DISC THREE – BLU-RAY EXTRAS

  • The Director and The Jedi (HD – 95:23)
  • Balance of the Force (HD – 10:17)
  • Andy Serkis Live! (One Night Only) (HD – 5:49)
  • Scene Breakdown: Lighting the Spark: Creating the Space Battle (HD – 14:23)
  • Scene Breakdown: Snoke and Mirrors (HD – 5:40)
  • Scene Breakdown: Showdown on Crait (HD – 12:56)
  • Meet the Porgs (HD – 6:01)
  • Deleted Scenes: Introduction from Rian Johnson (HD – :49 – all scenes include optional commentary)
  • Deleted Scene: Alternate Opening (HD – 1:32)
  • Deleted Scene: Paige’s Gun Jams (HD – :33)
  • Deleted Scene: Luke Has a Moment (HD – 1:02)
  • Deleted Scene: Poe: Not Much of a Sewer (HD – :41)
  • Deleted Scene: It’s Kind of Weird That You Recorded That (HD – :54)
  • Deleted Scene: The Caretaker Sizes Up Rey (HD – :37)
  • Deleted Scene: Caretaker Village Sequence (HD – 2:52)
  • Deleted Scene: Extended Fathier Chase (HD – 5:45)
  • Deleted Scene: Mega Destroyer Incursion – Extended Version (HD – 3:49)
  • Deleted Scene: Rose Bites the Hand That Taunts Her (HD – 1:05)
  • Deleted Scene: Phasma Squealed Like a Whoop Hog (HD – 1:30)
  • Deleted Scene: Rose & Finn Go to Where They Belong (HD – :27)
  • Deleted Scene: Rey & Chewie in the Falcon (HD – :11)
  • Deleted Scene: The Costumes and Creatures of Canto Bight (HD – 1:29)

These extras are essentially identical to those available on the previous Blu-ray edition with two exceptions: You now get the Score-Only Version of the Movie that was previously a Digital exclusive (it’s on the actual movie Blu-ray) and also the Meet the Porgs featurette that was a Target exclusive.
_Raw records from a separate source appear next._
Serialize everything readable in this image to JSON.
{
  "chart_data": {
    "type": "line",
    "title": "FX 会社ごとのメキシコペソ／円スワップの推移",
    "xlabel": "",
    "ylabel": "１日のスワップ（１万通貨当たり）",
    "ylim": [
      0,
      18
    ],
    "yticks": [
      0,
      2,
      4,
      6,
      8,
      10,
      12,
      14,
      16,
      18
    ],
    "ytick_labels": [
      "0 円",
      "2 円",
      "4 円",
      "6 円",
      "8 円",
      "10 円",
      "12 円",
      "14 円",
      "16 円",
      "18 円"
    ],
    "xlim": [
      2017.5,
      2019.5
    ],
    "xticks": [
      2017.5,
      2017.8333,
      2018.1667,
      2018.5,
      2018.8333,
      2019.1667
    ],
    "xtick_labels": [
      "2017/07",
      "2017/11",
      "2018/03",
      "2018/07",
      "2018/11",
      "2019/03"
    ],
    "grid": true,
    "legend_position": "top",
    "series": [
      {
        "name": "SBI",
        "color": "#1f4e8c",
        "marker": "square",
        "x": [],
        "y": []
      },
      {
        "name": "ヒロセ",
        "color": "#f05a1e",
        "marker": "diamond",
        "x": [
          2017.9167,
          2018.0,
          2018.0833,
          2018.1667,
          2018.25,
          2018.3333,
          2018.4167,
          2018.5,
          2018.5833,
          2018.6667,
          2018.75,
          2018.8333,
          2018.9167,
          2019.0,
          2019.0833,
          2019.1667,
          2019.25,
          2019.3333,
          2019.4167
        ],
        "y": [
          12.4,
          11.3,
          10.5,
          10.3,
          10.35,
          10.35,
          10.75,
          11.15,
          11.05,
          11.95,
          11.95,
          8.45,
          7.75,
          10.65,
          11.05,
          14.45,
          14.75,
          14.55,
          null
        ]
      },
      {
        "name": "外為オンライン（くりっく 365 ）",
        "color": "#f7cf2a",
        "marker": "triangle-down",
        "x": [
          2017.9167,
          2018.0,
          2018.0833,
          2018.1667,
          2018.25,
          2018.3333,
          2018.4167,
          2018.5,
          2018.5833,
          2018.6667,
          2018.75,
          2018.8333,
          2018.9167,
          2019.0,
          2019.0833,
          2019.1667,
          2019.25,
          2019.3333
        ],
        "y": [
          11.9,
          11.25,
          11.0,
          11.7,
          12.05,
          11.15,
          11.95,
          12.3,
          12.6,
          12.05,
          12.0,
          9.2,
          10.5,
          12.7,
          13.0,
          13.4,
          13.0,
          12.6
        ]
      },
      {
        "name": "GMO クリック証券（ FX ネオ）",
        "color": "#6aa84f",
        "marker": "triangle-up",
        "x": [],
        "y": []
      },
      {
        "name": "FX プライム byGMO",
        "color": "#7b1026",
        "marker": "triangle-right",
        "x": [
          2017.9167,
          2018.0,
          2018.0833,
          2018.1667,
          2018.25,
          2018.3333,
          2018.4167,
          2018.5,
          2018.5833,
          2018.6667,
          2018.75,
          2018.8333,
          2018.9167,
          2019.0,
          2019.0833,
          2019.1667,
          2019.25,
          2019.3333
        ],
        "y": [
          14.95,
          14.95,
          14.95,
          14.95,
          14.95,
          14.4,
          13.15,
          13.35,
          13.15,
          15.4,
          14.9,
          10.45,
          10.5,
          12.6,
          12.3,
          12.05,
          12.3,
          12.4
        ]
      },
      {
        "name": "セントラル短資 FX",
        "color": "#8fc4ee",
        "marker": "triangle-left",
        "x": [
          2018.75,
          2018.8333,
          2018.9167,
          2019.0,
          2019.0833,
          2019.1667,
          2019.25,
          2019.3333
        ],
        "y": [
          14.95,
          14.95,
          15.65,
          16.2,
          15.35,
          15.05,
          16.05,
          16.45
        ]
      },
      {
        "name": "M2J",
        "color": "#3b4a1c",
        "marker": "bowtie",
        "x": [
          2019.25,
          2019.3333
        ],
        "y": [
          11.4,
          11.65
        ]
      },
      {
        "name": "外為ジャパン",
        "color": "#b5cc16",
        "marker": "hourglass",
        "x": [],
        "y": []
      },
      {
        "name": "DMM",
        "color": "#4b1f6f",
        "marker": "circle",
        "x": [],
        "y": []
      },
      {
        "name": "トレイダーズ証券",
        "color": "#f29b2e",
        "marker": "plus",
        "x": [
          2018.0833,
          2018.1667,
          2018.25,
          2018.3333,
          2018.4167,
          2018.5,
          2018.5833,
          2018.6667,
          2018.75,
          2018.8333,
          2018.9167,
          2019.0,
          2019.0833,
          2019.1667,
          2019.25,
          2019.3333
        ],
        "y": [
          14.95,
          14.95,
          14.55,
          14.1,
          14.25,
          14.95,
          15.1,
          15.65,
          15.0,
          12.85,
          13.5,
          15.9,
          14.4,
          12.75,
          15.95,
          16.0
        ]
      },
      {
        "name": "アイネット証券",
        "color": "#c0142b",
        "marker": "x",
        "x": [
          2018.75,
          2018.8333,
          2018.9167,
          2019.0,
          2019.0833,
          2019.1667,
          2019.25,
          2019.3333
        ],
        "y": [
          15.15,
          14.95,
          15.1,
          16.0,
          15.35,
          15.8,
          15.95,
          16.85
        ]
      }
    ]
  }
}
Both are quite good, but it’s especially nice to finally be able to enjoy that score version on disc. Seeing more directly the way Williams’ score enhances the on-screen imagery is a powerful experience—I can’t recommend it more highly. The rest of this material remains the one finest special editions of the last few years. Every bit of it was created for fans, not just EPK purposes. To start with, The Director and The Jedi is one of the best, most honest and refreshing Blu-ray features in recent memory. Your view is fly-on-the-wall, there to see a number of key moments in the production. Two in particular are moving, including Mark Hamill seeing Frank Oz performing Yoda for the first time in years, and also Mark and Carrie shooting their critical scene together late in the film. The next best feature is Balance of the Force, which should deepen your appreciation of what Johnson’s done with this film thematically. The other featurettes are worth your time too. Johnson’s audio commentary includes more production anecdotes as well as additional story and character insights. The scene breakdowns are straight-up featurettes and there are some genuinely great deleted scenes too. Finally, the Andy Serkis piece lets you see his climactic performance as Snoke sans digital enhancement. Note that the Bonus Disc also has optional subtitles available in English for the Hearing Impaired, French, French (Québécois), Castilian Spanish, Spanish, German, Italian, Dutch, and Japanese. Of course, you also get a Movies Anywhere Digital code on a paper insert. Technically, the only thing you’re missing is the all-region Blu-ray 3D version of the film that was available in the UK only—but you can still get that here on Amazon separately.

Rian Johnson’s The Last Jedi honors everything that makes Star Wars and its foundational characters so compelling, while understanding that this franchise must evolve beyond the Skywalker family, and simple tales of Jedi and Sith, to go in new directions. I’m confident the film will grow in appreciation with time, even if some fans have struggled with it thus far. In any case, Disney and Lucasfilm’s refreshed 4K Ultra HD release is straight-up reference quality and its extras are a Force to be reckoned with. It’s highly recommended.